Some parents decide to go ahead with circumcision at birth, some physicians say, rather than take the slight risk that it might have to be done for medical reasons later in life when it could be more traumatic or painful.
For a long time, cervical cancer in women was thought to be linked to uncircumcized males, says CDC's Stone, adding to the pressure to circumcise. "But we really don't know if cervical cancer is a sexually transmitted disease."
Penile cancer in uncircumcized men has also been used as a medical reason for circumcision. But penile cancer in this country is extremely rare in both circumcized and uncircumcized men, accounting for about 0.2 percent -- or about 1 out of every 500 -- of all male cancers, according to Dr. Matthew Zack, chief of the cancer branch in CDC's division of chronic disease control.
In countries where routine circumcision is not the rule, cancer of the penis is higher. In India, for example, it accounts for about 16.7 percent of all male cancers.
Medical schools now teach that circumcision is unnecessary, says Dr. James A. Patterson, an obstetrician at the Georgetown University Medical School.

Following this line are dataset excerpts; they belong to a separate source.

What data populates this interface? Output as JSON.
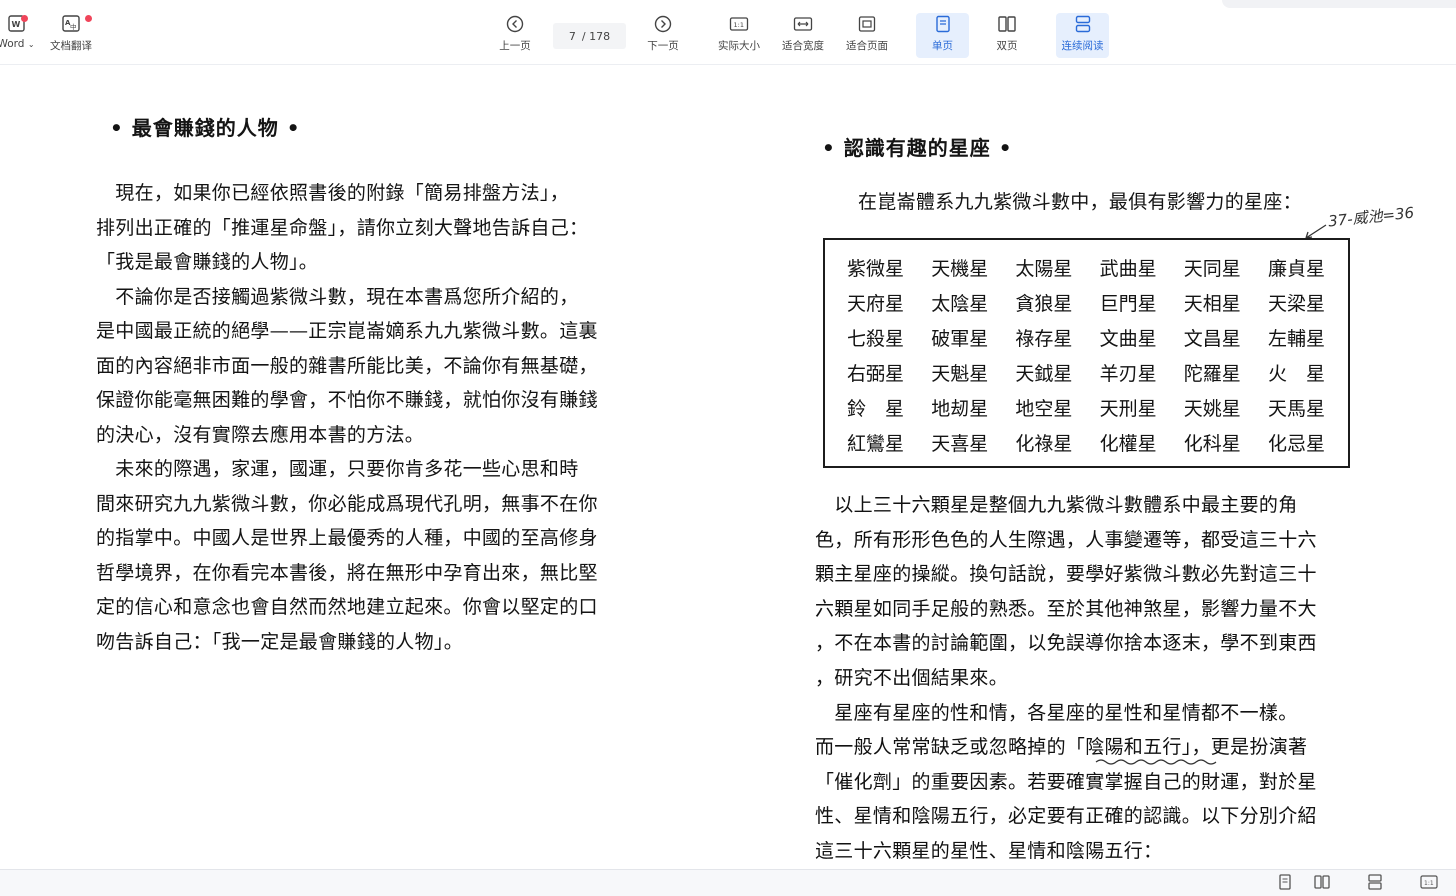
{
  "toolbar": {
    "word_label": "Word",
    "translate_label": "文档翻译",
    "prev_label": "上一页",
    "page_current": "7",
    "page_total": "/ 178",
    "next_label": "下一页",
    "actual_size_label": "实际大小",
    "fit_width_label": "适合宽度",
    "fit_page_label": "适合页面",
    "single_label": "单页",
    "double_label": "双页",
    "continuous_label": "连续阅读",
    "actual_size_glyph": "1:1",
    "accent": "#2a6bd8"
  },
  "left_page": {
    "title": "• 最會賺錢的人物 •",
    "lines": [
      "　現在，如果你已經依照書後的附錄「簡易排盤方法」，",
      "排列出正確的「推運星命盤」，請你立刻大聲地告訴自己：",
      "「我是最會賺錢的人物」。",
      "　不論你是否接觸過紫微斗數，現在本書爲您所介紹的，",
      "是中國最正統的絕學——正宗崑崙嫡系九九紫微斗數。這裏",
      "面的內容絕非市面一般的雜書所能比美，不論你有無基礎，",
      "保證你能毫無困難的學會，不怕你不賺錢，就怕你沒有賺錢",
      "的決心，沒有實際去應用本書的方法。",
      "　未來的際遇，家運，國運，只要你肯多花一些心思和時",
      "間來研究九九紫微斗數，你必能成爲現代孔明，無事不在你",
      "的指掌中。中國人是世界上最優秀的人種，中國的至高修身",
      "哲學境界，在你看完本書後，將在無形中孕育出來，無比堅",
      "定的信心和意念也會自然而然地建立起來。你會以堅定的口",
      "吻告訴自己：「我一定是最會賺錢的人物」。"
    ]
  },
  "right_page": {
    "title": "• 認識有趣的星座 •",
    "intro": "在崑崙體系九九紫微斗數中，最俱有影響力的星座：",
    "handnote": "37-威池=36",
    "stars": [
      [
        "紫微星",
        "天機星",
        "太陽星",
        "武曲星",
        "天同星",
        "廉貞星"
      ],
      [
        "天府星",
        "太陰星",
        "貪狼星",
        "巨門星",
        "天相星",
        "天梁星"
      ],
      [
        "七殺星",
        "破軍星",
        "祿存星",
        "文曲星",
        "文昌星",
        "左輔星"
      ],
      [
        "右弼星",
        "天魁星",
        "天鉞星",
        "羊刃星",
        "陀羅星",
        "火　星"
      ],
      [
        "鈴　星",
        "地刼星",
        "地空星",
        "天刑星",
        "天姚星",
        "天馬星"
      ],
      [
        "紅鸞星",
        "天喜星",
        "化祿星",
        "化權星",
        "化科星",
        "化忌星"
      ]
    ],
    "lines": [
      "　以上三十六顆星是整個九九紫微斗數體系中最主要的角",
      "色，所有形形色色的人生際遇，人事變遷等，都受這三十六",
      "顆主星座的操縱。換句話說，要學好紫微斗數必先對這三十",
      "六顆星如同手足般的熟悉。至於其他神煞星，影響力量不大",
      "，不在本書的討論範圍，以免誤導你捨本逐末，學不到東西",
      "，研究不出個結果來。",
      "　星座有星座的性和情，各星座的星性和星情都不一樣。",
      "而一般人常常缺乏或忽略掉的「陰陽和五行」，更是扮演著",
      "「催化劑」的重要因素。若要確實掌握自己的財運，對於星",
      "性、星情和陰陽五行，必定要有正確的認識。以下分別介紹",
      "這三十六顆星的星性、星情和陰陽五行："
    ]
  },
  "bottom_bar": {
    "actual_size_glyph": "1:1"
  }
}
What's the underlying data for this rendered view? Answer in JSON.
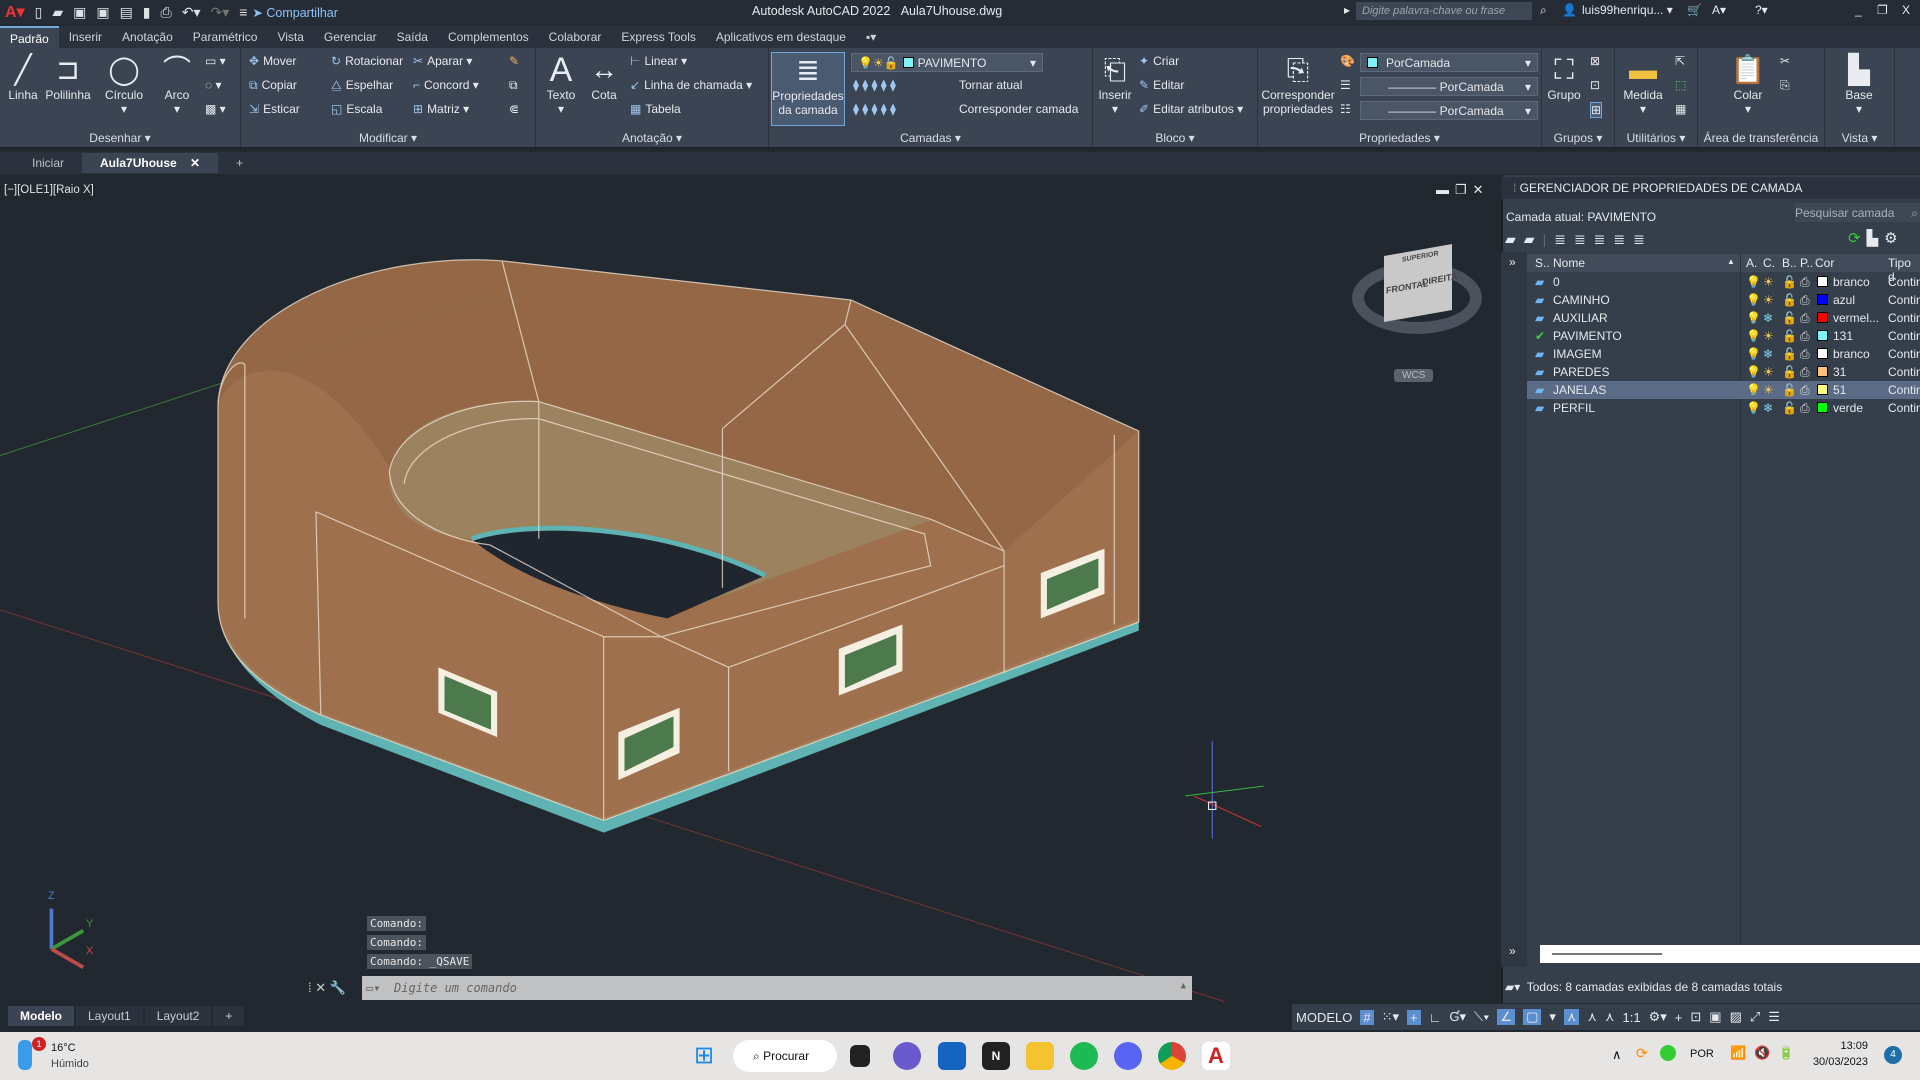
{
  "titlebar": {
    "app_icon": "autocad-logo",
    "share": "Compartilhar",
    "title": "Autodesk AutoCAD 2022",
    "file": "Aula7Uhouse.dwg",
    "search_placeholder": "Digite palavra-chave ou frase",
    "user": "luis99henriqu...",
    "win_min": "_",
    "win_restore": "❐",
    "win_close": "X"
  },
  "ribbon_tabs": [
    "Padrão",
    "Inserir",
    "Anotação",
    "Paramétrico",
    "Vista",
    "Gerenciar",
    "Saída",
    "Complementos",
    "Colaborar",
    "Express Tools",
    "Aplicativos em destaque"
  ],
  "ribbon": {
    "desenhar": {
      "label": "Desenhar ▾",
      "linha": "Linha",
      "polilinha": "Polilinha",
      "circulo": "Círculo",
      "arco": "Arco"
    },
    "modificar": {
      "label": "Modificar ▾",
      "items": [
        "Mover",
        "Rotacionar",
        "Aparar ▾",
        "Copiar",
        "Espelhar",
        "Concord ▾",
        "Esticar",
        "Escala",
        "Matriz ▾"
      ]
    },
    "anotacao": {
      "label": "Anotação ▾",
      "texto": "Texto",
      "cota": "Cota",
      "items": [
        "Linear ▾",
        "Linha de chamada ▾",
        "Tabela"
      ]
    },
    "camadas": {
      "label": "Camadas ▾",
      "props": "Propriedades da camada",
      "current": "PAVIMENTO",
      "tornar": "Tornar atual",
      "corresponder": "Corresponder camada",
      "current_color": "#7ff3f5"
    },
    "bloco": {
      "label": "Bloco ▾",
      "inserir": "Inserir",
      "items": [
        "Criar",
        "Editar",
        "Editar atributos ▾"
      ]
    },
    "propriedades": {
      "label": "Propriedades ▾",
      "corresponder": "Corresponder propriedades",
      "color": "PorCamada",
      "linetype": "PorCamada",
      "lineweight": "PorCamada"
    },
    "grupos": {
      "label": "Grupos ▾",
      "grupo": "Grupo"
    },
    "utilitarios": {
      "label": "Utilitários ▾",
      "medida": "Medida"
    },
    "transferencia": {
      "label": "Área de transferência",
      "colar": "Colar"
    },
    "vista": {
      "label": "Vista ▾",
      "base": "Base"
    }
  },
  "file_tabs": {
    "start": "Iniciar",
    "active": "Aula7Uhouse",
    "close": "✕",
    "add": "+"
  },
  "viewport": {
    "label": "[−][OLE1][Raio X]",
    "viewcube": {
      "front": "FRONTAL",
      "right": "DIREITA",
      "top": "SUPERIOR"
    },
    "wcs": "WCS",
    "ucs": {
      "x": "X",
      "y": "Y",
      "z": "Z"
    }
  },
  "layer_panel": {
    "title": "GERENCIADOR DE PROPRIEDADES DE CAMADA",
    "current": "Camada atual: PAVIMENTO",
    "search_placeholder": "Pesquisar camada",
    "columns": [
      "S..",
      "Nome",
      "A.",
      "C.",
      "B..",
      "P..",
      "Cor",
      "Tipo d"
    ],
    "layers": [
      {
        "name": "0",
        "status": "layer",
        "frozen": false,
        "color": "#ffffff",
        "color_name": "branco",
        "linetype": "Contin"
      },
      {
        "name": "CAMINHO",
        "status": "layer",
        "frozen": false,
        "color": "#0000ff",
        "color_name": "azul",
        "linetype": "Contin"
      },
      {
        "name": "AUXILIAR",
        "status": "layer",
        "frozen": true,
        "color": "#ff0000",
        "color_name": "vermel...",
        "linetype": "Contin"
      },
      {
        "name": "PAVIMENTO",
        "status": "current",
        "frozen": false,
        "color": "#7ff3f5",
        "color_name": "131",
        "linetype": "Contin"
      },
      {
        "name": "IMAGEM",
        "status": "layer",
        "frozen": true,
        "color": "#ffffff",
        "color_name": "branco",
        "linetype": "Contin"
      },
      {
        "name": "PAREDES",
        "status": "layer",
        "frozen": false,
        "color": "#ffbf7f",
        "color_name": "31",
        "linetype": "Contin"
      },
      {
        "name": "JANELAS",
        "status": "layer",
        "frozen": false,
        "color": "#ffff7f",
        "color_name": "51",
        "linetype": "Contin",
        "selected": true
      },
      {
        "name": "PERFIL",
        "status": "layer",
        "frozen": true,
        "color": "#00ff00",
        "color_name": "verde",
        "linetype": "Contin"
      }
    ],
    "footer": "Todos: 8 camadas exibidas de 8 camadas totais"
  },
  "command": {
    "history": [
      "Comando:",
      "Comando:",
      "Comando:  _QSAVE"
    ],
    "placeholder": "Digite um comando"
  },
  "layout_tabs": [
    "Modelo",
    "Layout1",
    "Layout2",
    "+"
  ],
  "status": {
    "model": "MODELO",
    "scale": "1:1"
  },
  "taskbar": {
    "temp": "16°C",
    "weather": "Húmido",
    "weather_badge": "1",
    "search": "Procurar",
    "lang": "POR",
    "time": "13:09",
    "date": "30/03/2023",
    "notif": "4"
  }
}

But he says some doctors may neglect to pass that information on to their patients. "If mothers ask, then of course we lay out the alternatives, but only about 25 percent ask."

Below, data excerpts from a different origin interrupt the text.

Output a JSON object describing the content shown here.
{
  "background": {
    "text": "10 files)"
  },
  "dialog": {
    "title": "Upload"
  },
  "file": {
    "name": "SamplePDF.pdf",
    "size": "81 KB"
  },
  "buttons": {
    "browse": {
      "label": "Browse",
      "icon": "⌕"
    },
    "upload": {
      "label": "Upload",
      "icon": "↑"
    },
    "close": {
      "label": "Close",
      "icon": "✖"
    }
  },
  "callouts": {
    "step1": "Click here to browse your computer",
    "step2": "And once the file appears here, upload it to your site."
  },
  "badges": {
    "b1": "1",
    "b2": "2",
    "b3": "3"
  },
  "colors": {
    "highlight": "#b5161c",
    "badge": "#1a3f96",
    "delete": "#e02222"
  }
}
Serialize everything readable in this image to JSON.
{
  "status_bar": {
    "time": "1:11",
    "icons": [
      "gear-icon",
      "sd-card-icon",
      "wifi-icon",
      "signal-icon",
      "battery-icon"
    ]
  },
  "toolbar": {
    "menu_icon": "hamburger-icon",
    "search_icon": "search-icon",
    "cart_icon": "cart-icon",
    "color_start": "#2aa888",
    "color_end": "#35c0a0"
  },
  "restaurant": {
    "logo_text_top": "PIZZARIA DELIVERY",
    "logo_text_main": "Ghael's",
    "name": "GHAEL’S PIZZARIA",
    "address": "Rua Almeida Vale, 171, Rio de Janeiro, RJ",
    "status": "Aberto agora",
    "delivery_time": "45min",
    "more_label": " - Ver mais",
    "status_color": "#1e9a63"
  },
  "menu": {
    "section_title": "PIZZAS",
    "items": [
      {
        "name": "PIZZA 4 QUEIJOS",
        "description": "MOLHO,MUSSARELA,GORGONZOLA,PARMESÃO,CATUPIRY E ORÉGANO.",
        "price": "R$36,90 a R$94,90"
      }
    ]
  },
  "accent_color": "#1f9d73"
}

Dr. David A. Grimes of CDC said he assumed parents would begin to ask questions about circumcision as an outgrowth of the natural childbirth movement, but said he has seen very little change in the past 15 years.
"Most [parents] have no understanding that this is an operation normally done without anesthesia," he says, "and that it requires their informed consent." Studies have shown that some women mistakenly believe circumcision is necessary for admission into the Armed Services or that it is done to prevent masturbating or excessive crying, he says.
"There is great concern about minimizing birth trauma to the newborn, using subdued lighting, encouraging immediate trust and bonding . . . Yet parents don't seem to see it as inconsistent to strap a baby boy spread-eagle to a hard surface a day or so later, douse him with cold antiseptic and then use a crushing clamp to excise penile tissue."
Grimes says he has no objection to circumcizing men who later develop phimosis, a chronic inability to retract the foreskin, or any pathology where surgery is necessary.
"If it needs to be done at age 1 or 5 or 30, then it can be done with anesthesia . . . I object to it for newborns because it is so cruel. Yet we doctors get away with it because infants can't articulate their anguish."
For the nation's Jewish community, circumcision is a sacred, religious ritual, not a medical procedure.
Jews have circumcised infant males on the eighth day after birth to symbolize their blood covenant with God since 1713 B.C., when the Book of Genesis says the prophet Abraham first made ritual circumcision mandatory.
"Circumcision is not important medically, except in very few cases, but for we Jews, that fact does not matter. We do it because the Bible tells us to and because of our spiritual relationship with God," said Rabbi Samuel Weiss, who has performed "thousands and thousands" of ritual circumcision ceremonies -- called a bris -- in his 38 years as a rabbi and mohel in the Washington area.
"It's not painful. People are wrong when they say it is. If it was painful, then doctors wouldn't do it. Babies cry very little, and we mohels are very fast."